Одна из причин, по которой временная линия остается нечеткой, заключается в том, что большинство книг по упадку отслеживают подвижные цели - результаты политики и экономические индексы, спорные факты и цифры. Они также должны отслеживать нарративы и убеждения - культуру, одним словом. Дело не в том, что статистика и метрики не важны, а фантазии и риторика - важны. Дело скорее в том, что мейнстримный деклинизм слишком верит в объяснительную силу цифр. Он слишком вложен в модель политической рациональности, предполагающую, что государства и субъекты реагируют на экономические факты по сигналу. Точно так же он чересчур вкладывается в модель позитивистской истории, предполагая, что мы знаем, что и почему произошло. Когда мы сосредотачиваемся на волюнтаристском политическом выборе, известных переменных и теории рационального актора, мы рискуем проигнорировать два значительных и крайне неуправляемых фактора: культурные мифы и спекуляции свободного рынка. Эти иррациональные и неизвестные силы противостоят моральной сдержанности, когнитивному порядку и воле политиков. Вера берет верх над разумом.

Тем не менее, технократы как правого, так и левого центра по-прежнему доминируют в дискуссиях о спаде. Хаббард и Кейн, например, считают, что Британия в 1900 году, имея более совершенные экономические инструменты и модели, могла бы "остановить относительный упадок" (182). В свою очередь, американские политики, должным образом обученные экономическим данным (которые регулярно не в состоянии предсказать даже локальные бизнес-циклы, не говоря уже о макроисторических изменениях), могли бы остановить относительный спад в Америке. Аналогичным образом Закария, который более здраво оценивает пределы эконометрического мышления и явно ценит силы убеждения, тем не менее в конце концов утверждает, что экономическая дисфункция современных США в значительной степени обусловлена "конкретной государственной политикой" (233).
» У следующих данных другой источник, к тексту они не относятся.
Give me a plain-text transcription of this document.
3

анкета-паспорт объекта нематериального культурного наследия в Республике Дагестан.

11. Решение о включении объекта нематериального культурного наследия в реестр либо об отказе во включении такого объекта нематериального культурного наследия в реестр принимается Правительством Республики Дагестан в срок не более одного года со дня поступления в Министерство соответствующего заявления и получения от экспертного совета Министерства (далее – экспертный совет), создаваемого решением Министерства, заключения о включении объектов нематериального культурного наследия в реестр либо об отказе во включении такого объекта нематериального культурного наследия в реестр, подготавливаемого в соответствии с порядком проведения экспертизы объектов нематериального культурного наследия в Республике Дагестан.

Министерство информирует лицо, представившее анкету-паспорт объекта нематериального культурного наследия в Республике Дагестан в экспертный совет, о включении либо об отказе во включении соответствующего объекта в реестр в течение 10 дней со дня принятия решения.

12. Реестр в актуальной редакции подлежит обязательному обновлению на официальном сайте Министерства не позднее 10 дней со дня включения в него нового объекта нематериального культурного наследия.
В последние годы этот "центр" объединился в ряд позиций, направленных на смягчение последствий американского упадка. В этих книгах много ценной и тонкой работы, технический анализ которой выходит за рамки моей краткой статьи. Тем временем, однако, прагматиков в течение последних двадцати лет затмили более пламенные неоимпе-риальные мыслители, такие как Нил Фергюсон и Роберт Каган. Для Фергюсона и Кагана минибумы 1980-90-х годов и победа в холодной войне закрепили мощную мифологию американской мощи и права. Моральная безусловность их взглядов заставляет читать их с большим интересом. Они утверждают, что американское лидерство по сути своей благотворно и крайне необходимо. Оба приводят в пример цивилизаторскую миссию старой Британской империи. Каган предупреждает политиков от неразумной идеи "упреждающего самоубийства сверхдержавы". Его девиз, приписываемый Чарльзу Краутхаммеру: "Упадок... это выбор". В своем влиятельном эссе "Не угаснуть" Каган утверждает, что Америка пришла в упадок, но не намного, и что "либеральный международный порядок" не сможет выжить без американской мощи. Его утверждения подкрепляются загадочными глагольными временами: "Американский упадок, если он реален, будет означать другой мир для всех". Вот суть языка деклинистов: катастрофа произойдет или может произойти; в любом случае ее последствия заранее гарантированы.

Фергюсон, в свою очередь, знаменито призвал к праведному возвращению к безоговорочному сверхдержавному господству США как к ответственности, от которой слишком часто уклоняются эгоцентричные и мягкотелые американцы, которые "предпочитают потреблять, а не завоевывать" (Colossus 29). Он - последняя версия британского обозревателя, призывающего к лидерству упадочную, тупоголовую или изоляционистскую Америку. У нас был ученый Пол Кеннеди в годы Рейгана, иконоборческий Кристофер Хитченс в годы Клинтона и блефующий неовикторианец Фергу-сон в годы Буша II. Книги Фергюсона, "Империя" (2003) и "Колосс" (2005), вызвали яростную реакцию левых либералов, особенно среди профессиональных специалистов по британскому империализму и политике США. Вместе с книгой Дэвида Каннадина "Орнаментализм" (2002) книги Фергюсона стали сигналом консолидированного и подкованного в средствах массовой информации ревизионизма, отвергающего два десятилетия антиколониальной работы в университетах и десятилетия колониального сопротивления на Глобальном Юге.


Гарри Харутунян взорвал "воскрешение фантасмагорической Британской империи в качестве основополагающего исторического опыта и истинного имперского наследия Америки" (103). Даже сейчас Приямвада Гопал и Прия Сатиа выступают против искупительного видения англо-американской власти, которое Фергу-сон помог популяризировать: "В общественной памяти искупительные мифы о колониальном возвышении упорно маскируют ужасную историю империи - грабежи и мародерство, голод, вызванный политикой, жестокое подавление восстаний, пытки, концлагеря, воздушную полицию, повседневный расизм и унижение" (Satia 4).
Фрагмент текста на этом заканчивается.